Nevertheless the judgment does provide us with some guidance as to the specific criteria on which applicants were being either granted or refused leave. For example, it would seem caseworkers were being asked to look at whether a person was reporting, as well as length of residence and any representations made on the applicants behalf. We are reliably informed that Free Movement’s Freedom of Information request on Legacy criteria played a small part in this aspect of the proceedings, which is nice to know.

The situation seems to be that the Legacy criteria was being looked at in the context of both Paragraph 395C as well as Chapter 53 guidance, both famously vague and leaving huge discretion to the decision maker. Nothing ad hoc about the decision making process then! Although the inconsistency argument was not run in Hakemi, there were other legal challenges to specific parts of the legacy and the challenge to Pankina type arguments. These were specifically rejected.

Burton J in dismissing the cases of all four Claimants in Hakemi stated as follows:

In order for Mr Southey to take advantage of Pankina (and in particular Pankina as clarified in New London College) he must show that, without Parliamentary scrutiny (i) there has been a change to current practice as enshrined in a rule that had received Parliamentary scrutiny and (ii) such change involved an alteration of a substantive criterion for admission or for leave to remain. Rule 395C simply sets out factors which must be considered. Chapter 53 did not affect or fetter such considerations, or change them. It gave guidance by way of a very broad spectrum for residence (in the case of a single applicant, such as the Claimants) of 4 to 8 years.

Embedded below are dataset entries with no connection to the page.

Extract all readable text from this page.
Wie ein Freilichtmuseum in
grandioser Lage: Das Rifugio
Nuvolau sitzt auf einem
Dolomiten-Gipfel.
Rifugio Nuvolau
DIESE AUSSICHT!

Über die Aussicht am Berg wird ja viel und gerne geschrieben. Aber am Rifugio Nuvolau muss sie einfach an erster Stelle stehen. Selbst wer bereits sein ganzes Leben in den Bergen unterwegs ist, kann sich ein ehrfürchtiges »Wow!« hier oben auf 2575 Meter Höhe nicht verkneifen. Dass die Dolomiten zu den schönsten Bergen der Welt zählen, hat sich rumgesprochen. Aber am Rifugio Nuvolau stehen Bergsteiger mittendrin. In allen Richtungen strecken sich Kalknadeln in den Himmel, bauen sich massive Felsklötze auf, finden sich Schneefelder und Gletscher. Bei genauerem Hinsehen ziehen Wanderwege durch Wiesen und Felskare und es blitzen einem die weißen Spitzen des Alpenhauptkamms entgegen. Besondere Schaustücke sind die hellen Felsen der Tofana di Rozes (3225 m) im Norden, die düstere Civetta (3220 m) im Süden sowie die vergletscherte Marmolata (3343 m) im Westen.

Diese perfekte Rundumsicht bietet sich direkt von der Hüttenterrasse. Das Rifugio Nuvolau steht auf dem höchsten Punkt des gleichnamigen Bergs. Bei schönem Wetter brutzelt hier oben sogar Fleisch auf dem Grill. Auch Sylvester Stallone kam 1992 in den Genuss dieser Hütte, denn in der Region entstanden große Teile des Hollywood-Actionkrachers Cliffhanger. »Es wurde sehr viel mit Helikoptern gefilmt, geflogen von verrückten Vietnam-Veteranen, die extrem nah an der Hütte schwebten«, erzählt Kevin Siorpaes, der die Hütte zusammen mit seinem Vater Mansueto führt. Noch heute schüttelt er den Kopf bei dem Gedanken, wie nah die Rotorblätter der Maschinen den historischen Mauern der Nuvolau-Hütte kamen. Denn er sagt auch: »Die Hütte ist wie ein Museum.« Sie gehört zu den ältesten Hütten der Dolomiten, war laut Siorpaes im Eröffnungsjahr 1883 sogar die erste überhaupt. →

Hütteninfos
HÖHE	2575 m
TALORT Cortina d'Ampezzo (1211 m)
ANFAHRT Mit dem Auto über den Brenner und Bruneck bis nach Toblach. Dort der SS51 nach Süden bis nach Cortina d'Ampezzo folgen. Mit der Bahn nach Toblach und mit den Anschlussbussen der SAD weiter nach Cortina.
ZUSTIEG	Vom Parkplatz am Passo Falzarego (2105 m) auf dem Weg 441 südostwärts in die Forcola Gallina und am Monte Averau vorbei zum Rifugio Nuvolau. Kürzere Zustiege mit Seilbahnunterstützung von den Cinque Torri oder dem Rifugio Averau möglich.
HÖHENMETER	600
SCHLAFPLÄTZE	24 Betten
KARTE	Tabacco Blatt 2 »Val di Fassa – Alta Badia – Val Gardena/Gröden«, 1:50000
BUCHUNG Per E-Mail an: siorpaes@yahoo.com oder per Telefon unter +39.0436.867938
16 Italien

I say residence, because it is quite apparent that the reference in Chapter 53.1.2 in the last bullet point of (iv) to “delay” is not to a delay for which the Defendant is responsible, e.g. by way of delaying in dealing with the initial consideration, refusal (if such it be) and appeal, but to ‘delay’ by virtue of passage of time (see further paragraph 36 below).

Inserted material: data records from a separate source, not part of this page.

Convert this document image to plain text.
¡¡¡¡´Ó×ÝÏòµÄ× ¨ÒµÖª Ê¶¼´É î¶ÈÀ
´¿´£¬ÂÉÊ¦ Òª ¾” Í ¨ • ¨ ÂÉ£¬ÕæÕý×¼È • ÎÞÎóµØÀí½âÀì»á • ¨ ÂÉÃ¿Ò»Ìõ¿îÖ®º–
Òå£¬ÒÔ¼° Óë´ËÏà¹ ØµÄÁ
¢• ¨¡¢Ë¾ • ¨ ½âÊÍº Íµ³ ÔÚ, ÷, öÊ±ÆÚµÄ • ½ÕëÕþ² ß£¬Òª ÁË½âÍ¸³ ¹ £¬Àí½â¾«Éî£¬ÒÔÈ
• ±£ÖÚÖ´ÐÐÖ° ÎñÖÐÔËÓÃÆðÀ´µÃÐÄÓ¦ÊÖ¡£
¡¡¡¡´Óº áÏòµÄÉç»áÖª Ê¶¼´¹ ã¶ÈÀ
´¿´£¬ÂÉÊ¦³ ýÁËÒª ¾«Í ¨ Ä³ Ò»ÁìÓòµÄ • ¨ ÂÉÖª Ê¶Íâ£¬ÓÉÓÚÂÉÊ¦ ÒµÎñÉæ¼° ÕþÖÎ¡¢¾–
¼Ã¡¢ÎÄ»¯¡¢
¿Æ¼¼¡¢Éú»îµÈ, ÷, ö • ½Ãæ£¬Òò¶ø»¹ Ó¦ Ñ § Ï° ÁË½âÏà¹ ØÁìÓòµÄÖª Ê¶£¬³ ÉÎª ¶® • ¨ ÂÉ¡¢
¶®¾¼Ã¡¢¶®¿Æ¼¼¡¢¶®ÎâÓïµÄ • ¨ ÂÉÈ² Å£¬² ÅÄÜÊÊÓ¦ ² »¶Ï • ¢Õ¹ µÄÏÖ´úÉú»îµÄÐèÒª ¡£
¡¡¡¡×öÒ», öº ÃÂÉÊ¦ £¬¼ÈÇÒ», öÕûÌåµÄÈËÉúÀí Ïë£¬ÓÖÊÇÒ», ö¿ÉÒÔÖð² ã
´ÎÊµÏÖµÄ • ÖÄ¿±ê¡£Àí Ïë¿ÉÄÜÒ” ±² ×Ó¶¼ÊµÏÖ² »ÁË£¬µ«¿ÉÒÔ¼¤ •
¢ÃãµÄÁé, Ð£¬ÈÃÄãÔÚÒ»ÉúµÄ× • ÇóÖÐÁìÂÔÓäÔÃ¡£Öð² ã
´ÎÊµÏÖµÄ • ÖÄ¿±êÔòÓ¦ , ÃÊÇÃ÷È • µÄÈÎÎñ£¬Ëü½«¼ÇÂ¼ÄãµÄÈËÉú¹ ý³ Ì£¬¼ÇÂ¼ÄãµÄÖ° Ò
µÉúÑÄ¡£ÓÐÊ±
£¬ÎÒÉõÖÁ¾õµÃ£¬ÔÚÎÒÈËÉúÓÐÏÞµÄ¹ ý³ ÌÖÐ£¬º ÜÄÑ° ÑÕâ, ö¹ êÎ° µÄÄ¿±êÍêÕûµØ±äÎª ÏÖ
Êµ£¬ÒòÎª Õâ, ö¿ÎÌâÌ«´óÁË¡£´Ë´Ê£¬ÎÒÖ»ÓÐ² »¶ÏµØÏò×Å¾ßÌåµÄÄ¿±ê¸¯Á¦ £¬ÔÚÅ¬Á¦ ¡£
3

It is worth noting that Burton J’s approach to Pankina seems more or less exactly that of the Supreme Court in Munir [2012] UKSC 32.

Despite Hakemi, there is nothing stopping applicants from running some Legacy type arguments in the courts. For example, it is clear from Hakemi that there remains scope for those who have been in the United Kingdom for the relevant period of six years, “all things being equal”, this being the halfway point between four and eight years. Since the first three claimants fell short of the six years (from entering the country to when CRD or CAAU dismissed their case under the Legacy), they were all ineligible under the criteria and so their claims were dismissed.

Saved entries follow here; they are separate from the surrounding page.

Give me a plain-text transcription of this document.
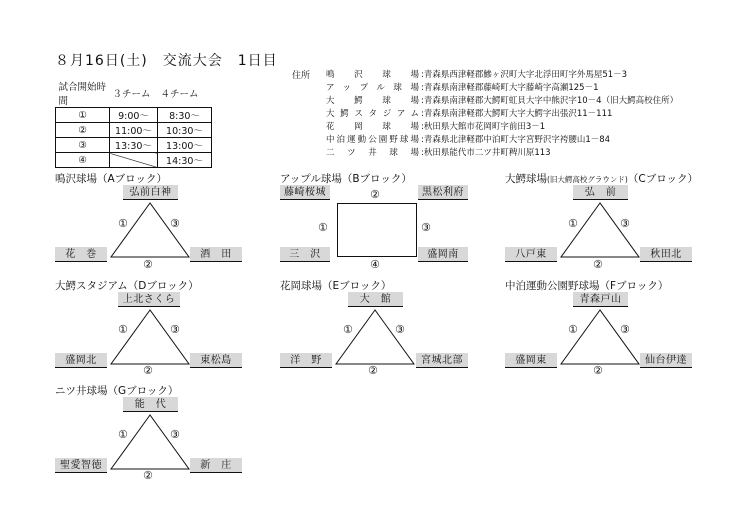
８月16日(土)　交流大会　1日目
試合開始時間	３チーム	４チーム
①	9:00～	8:30～
②	11:00～	10:30～
③	13:30～	13:00～
④		14:30～
住所 鳴沢球場 :青森県西津軽郡鰺ヶ沢町大字北浮田町字外馬屋51－3
アップル球場 :青森県南津軽郡藤崎町大字藤崎字高瀬125－1
大鰐球場 :青森県南津軽郡大鰐町虹貝大字中熊沢字10－4（旧大鰐高校住所）
大鰐スタジアム :青森県南津軽郡大鰐町大字大鰐字出張沢11－111
花岡球場 :秋田県大館市花岡町字前田3－1
中泊運動公園野球場 :青森県北津軽郡中泊町大字宮野沢字袴腰山1－84
二ツ井球場 :秋田県能代市二ツ井町稗川原113
鳴沢球場（Aブロック）
弘前白神
花　巻	酒　田
①	③
②
アップル球場（Bブロック）
藤崎桜城	黒松利府
三　沢	盛岡南
②
①	③
④
大鰐球場(旧大鰐高校グラウンド)（Cブロック）
弘　前
八戸東	秋田北
①	③
②
大鰐スタジアム（Dブロック）
上北さくら
盛岡北	東松島
①	③
②
花岡球場（Eブロック）
大　館
洋　野	宮城北部
①	③
②
中泊運動公園野球場（Fブロック）
青森戸山
盛岡東	仙台伊達
①	③
②
ニツ井球場（Gブロック）
能　代
聖愛智徳	新　庄
①	③
②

However, there seems to be an exception to what might otherwise be thought of as a ‘six year rule’. If there has been deception perpetrated on the Home Office, then it looks like one cannot benefit from a grant of leave. The fourth Claimant in Hakemi had been in the United Kingdom since as long ago as 1999 but had initially claimed to be a Kosovan national when in truth he was Albanian. His case was also dismissed.

Hakemi was run as a very specific challenge to the way in which the principles of Pankina (reaffirmed last week by their Lordships in Alvi and Munir) were applied. Hakemi has highlighted just one aspect of the SSHDs policy. I’m sure there will be other ways of challenging this seemingly “transparent” policy. I am currently challenging one such aspect: failure to grant ILR rather than DLR. I doubt this is the last word on the Legacy, either from the courts or the politicians.